The National Women's Soccer League awarded its 18th franchise to Columbus for a $205 million expansion fee, the highest in league history and more than double the $90 million Denver Summit FC and Boston Legacy FC each paid to launch in 2025. The Haslam family—owners of the Cleveland Browns, Columbus Crew, and Pilot Flying J—will control the franchise through the same structure that operates the Crew, with play beginning in 2028.
The expansion fee represents a 128% increase over the prior record and arrives five weeks after Boston and Denver opened their inaugural seasons to crowds averaging 15,200 and 12,800, respectively. Commissioner Jessica Berman framed the Columbus award as validation of stadium infrastructure: the SheBelieves Cup match in March drew 18,400 to Lower.com Field, the Crew's $315 million venue opened in 2021. Columbus becomes the second NWSL franchise sharing an MLS stadium under common ownership, following Kansas City's 2021 arrangement at Children's Mercy Park.

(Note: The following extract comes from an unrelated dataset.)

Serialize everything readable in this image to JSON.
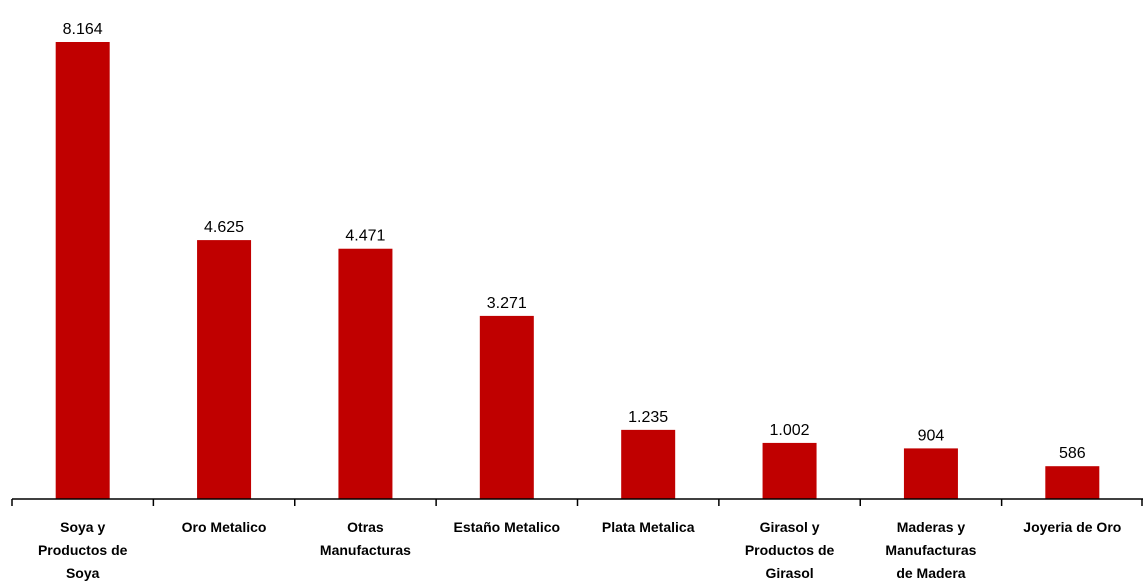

The Haslams' willingness to pay $205 million—roughly 60% of what MLS charged for Charlotte's 2022 expansion slot—signals franchise valuations are tracking toward parity in markets where women's clubs can avoid the rent-and-revenue splits that constrained earlier NWSL economics. Boston and Denver both negotiated stadium leases before announcing expansion; Columbus controls its building outright. The $115 million premium over Denver's fee reflects stadium ownership and a market where the Crew already operates ticketing, corporate partnerships, and youth soccer infrastructure the NWSL team can rent at internal cost.
League math: NWSL's 16 current teams generated $180 million in media revenue from CBS and Prime Video deals signed in 2023 and 2024, approximately $11.25 million per club annually. The Columbus fee alone covers 18.2 years of that average team's media share, implying the Haslams underwrite near-term losses while betting media rights double by 2030, when CBS and Prime deals expire. MLS followed a similar path: $90 million expansion fees in 2017 preceded a $2.5 billion Apple deal in 2023. The NWSL currently lacks a collective bargaining agreement beyond 2027, meaning Columbus will launch into immediate labor negotiations.
Three other expansion bids remain in process. Cincinnati and Cleveland both submitted applications in 2024; Tampa—owned by the Glazer family, who control Manchester United and the NFL's Buccaneers—announced intent in February but has not filed formal paperwork. League officials indicated additional awards in 2025 would raise the expansion fee again, though by undisclosed increments. The NWSL capped total franchises at 18 under the current media contracts, meaning the next deal must support $200 million valuations across all clubs or risk fee compression.
The Haslams bring $8.1 billion in estimated net worth and a track record of stadium-anchored sports investments: Pilot Flying J funded the Browns' $2.4 billion Brookpark stadium plan announced in 2024, while the Crew's Lower.com Field received $50 million in public infrastructure bonds. The NWSL franchise inherits none of that public support directly but operates in a market where Ohio State women's soccer averages 1,900 fans per match, third-highest in the Big Ten, and where the Crew's season-ticket base reached 18,500 in 2024, up 22% from 2021.
Columbus will hire a general manager and head coach in 2026, with the Crew's front office managing early operations under joint-venture agreements similar to Kansas City's Current, which split from Sporting KC's management structure in 2023. The team has not announced a name, jersey sponsor, or kit supplier, though Adidas holds MLS rights for the Crew and supplies seven of the NWSL's current 16 teams.
Watch for Cincinnati and Cleveland decisions by August, when the NWSL typically announces expansion awards ahead of the league championship in November. If Columbus drives the next media cycle toward $350 million annually—matching the low end of industry projections—the Haslams break even on expansion fees by 2032, assuming no appreciation. MLS teams purchased for $100 million in 2015 now trade above $500 million. The NWSL's oldest franchise, Portland, launched in 2013 for a $0 entry fee and shared stadium revenue with the Timbers until 2023, when new ownership paid an undisclosed sum estimated near $60 million. Columbus just paid 3.4 times that for a team that doesn't exist.
The takeaway
Columbus's $205M fee doubles prior NWSL records and signals franchise valuations converging toward MLS parity where stadium ownership eliminates rent drag.